Also stellte sich mir die Frage:

*Was würdet Ihr beim nächsten Teichbau/Umbau nie wieder so bauen wie Ihr es bereits gebaut habt und warum? * bzw. 
*Welche Fehler habt Ihr bei den vorangegangenen Teichbauten gemacht, die andere nicht machen sollten?*

Da es den meisten sicher nicht ganz leicht fällt, Fehler einzugestehen, mache ich mal den Anfang:

-Unser bisheriger Teich ist mit max. 1m Tiefe einfach zu flach geraten. Heute würde ich mich durch etwas feuchte Erde+Wasser nicht gleich auf die Maximaltiefe festlegen lassen.
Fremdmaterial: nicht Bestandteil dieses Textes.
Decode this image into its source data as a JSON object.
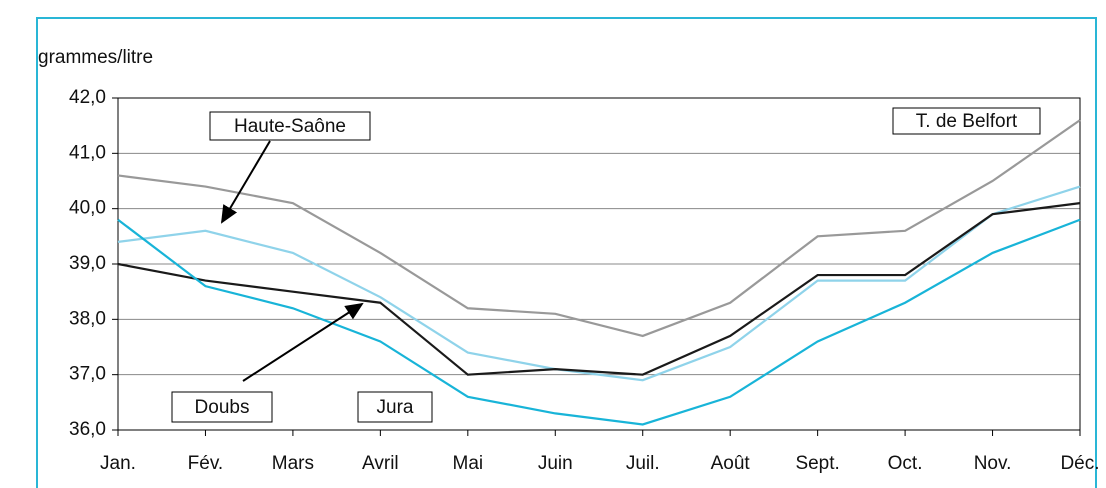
{
  "chart_data": {
    "type": "line",
    "y_axis_label": "grammes/litre",
    "categories": [
      "Jan.",
      "Fév.",
      "Mars",
      "Avril",
      "Mai",
      "Juin",
      "Juil.",
      "Août",
      "Sept.",
      "Oct.",
      "Nov.",
      "Déc."
    ],
    "series": [
      {
        "name": "T. de Belfort",
        "color": "#999999",
        "values": [
          40.6,
          40.4,
          40.1,
          39.2,
          38.2,
          38.1,
          37.7,
          38.3,
          39.5,
          39.6,
          40.5,
          41.6
        ]
      },
      {
        "name": "Haute-Saône",
        "color": "#8fd3ea",
        "values": [
          39.4,
          39.6,
          39.2,
          38.4,
          37.4,
          37.1,
          36.9,
          37.5,
          38.7,
          38.7,
          39.9,
          40.4
        ]
      },
      {
        "name": "Doubs",
        "color": "#1a1a1a",
        "values": [
          39.0,
          38.7,
          38.5,
          38.3,
          37.0,
          37.1,
          37.0,
          37.7,
          38.8,
          38.8,
          39.9,
          40.1
        ]
      },
      {
        "name": "Jura",
        "color": "#18b4d8",
        "values": [
          39.8,
          38.6,
          38.2,
          37.6,
          36.6,
          36.3,
          36.1,
          36.6,
          37.6,
          38.3,
          39.2,
          39.8
        ]
      }
    ],
    "ylim": [
      36,
      42
    ],
    "yticks": [
      {
        "value": 36,
        "label": "36,0"
      },
      {
        "value": 37,
        "label": "37,0"
      },
      {
        "value": 38,
        "label": "38,0"
      },
      {
        "value": 39,
        "label": "39,0"
      },
      {
        "value": 40,
        "label": "40,0"
      },
      {
        "value": 41,
        "label": "41,0"
      },
      {
        "value": 42,
        "label": "42,0"
      }
    ],
    "grid": true
  }
}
-Es gibt zuviele Schrägen statt ausreichend flache Ufer (für die Pflanzen) und dann senkrechte Wände (fürs Volumen). Dank dieser Schrägen hält kein Substrat und wenn man in den Teich steigen möchte/muss, gerät man sehr schnell auf der veralgten Folie ins Rutschen. 

-Er hat zu wenig wirklich nutzbare Pflanzenzonen, bezogen auf die Gesamtoberfläche. Was für Uferpflanzen wachsen schon bei 30-50cm Wasserstand?  

-Die Kapillarsperre ist nach wie vor nicht 100% i.O. und würde bei einem Neubau gleich richtig angelegt werden. (Die tollen Teichbaubücher schweigen dazu leider fast alle!)

Ich denke, das reicht fürs erste, denn mehr fällt mir nicht ein.


Und, was habt Ihr an Baufehlern anzubieten, vor denen man andere schützen kann? 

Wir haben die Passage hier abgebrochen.